Curator's Take
This article tackles one of NISQ computing's biggest challenges by developing quantum annealing-inspired algorithms that work within the constraints of today's noisy, limited-qubit devices. The researchers demonstrate how approximate quantum annealing can serve as an intelligent starting point for QAOA, potentially overcoming the notorious barren plateau problem that often plagues variational quantum algorithms when initialized randomly. Their new evolving Hamiltonian quantum optimization approach is particularly clever, using intermediate steps to guide the optimization process rather than jumping directly to the final target Hamiltonian. These findings could significantly improve the practical performance of near-term quantum optimization algorithms, bridging the gap between the theoretical promise of quantum annealing and what's actually achievable on current hardware.
— Mark Eatherly
Summary
We study algorithms inspired by quantum annealing that are suited for the NISQ era. First, we analyze approximate quantum annealing (AQA), which employs a discretized annealing ansatz in which the time step and the number of layers are allowed to deviate from a faithful implementation of quantum annealing.
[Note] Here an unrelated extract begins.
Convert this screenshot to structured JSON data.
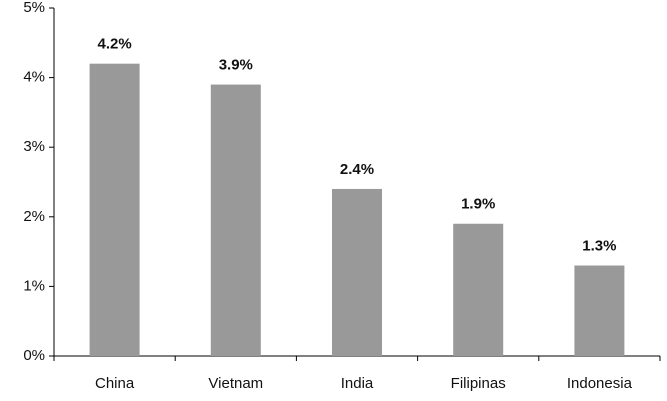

Parameter scans identify regimes that reproduce annealing-like behavior with reduced resources, making them more suitable for NISQ devices. The resulting parameters can then be used as an effective warm start for the quantum approximate optimization algorithm (QAOA), improving its performance compared to random initializations. We also introduce evolving Hamiltonian quantum optimization (EHQO), a multistep variational scheme that guides the optimization process through intermediate Hamiltonians derived from the standard annealing Hamiltonian. Numerical simulations on sets of hard 2-SAT instances suggest that quantum annealing-inspired algorithms provide practical strategies for enhancing variational quantum optimization.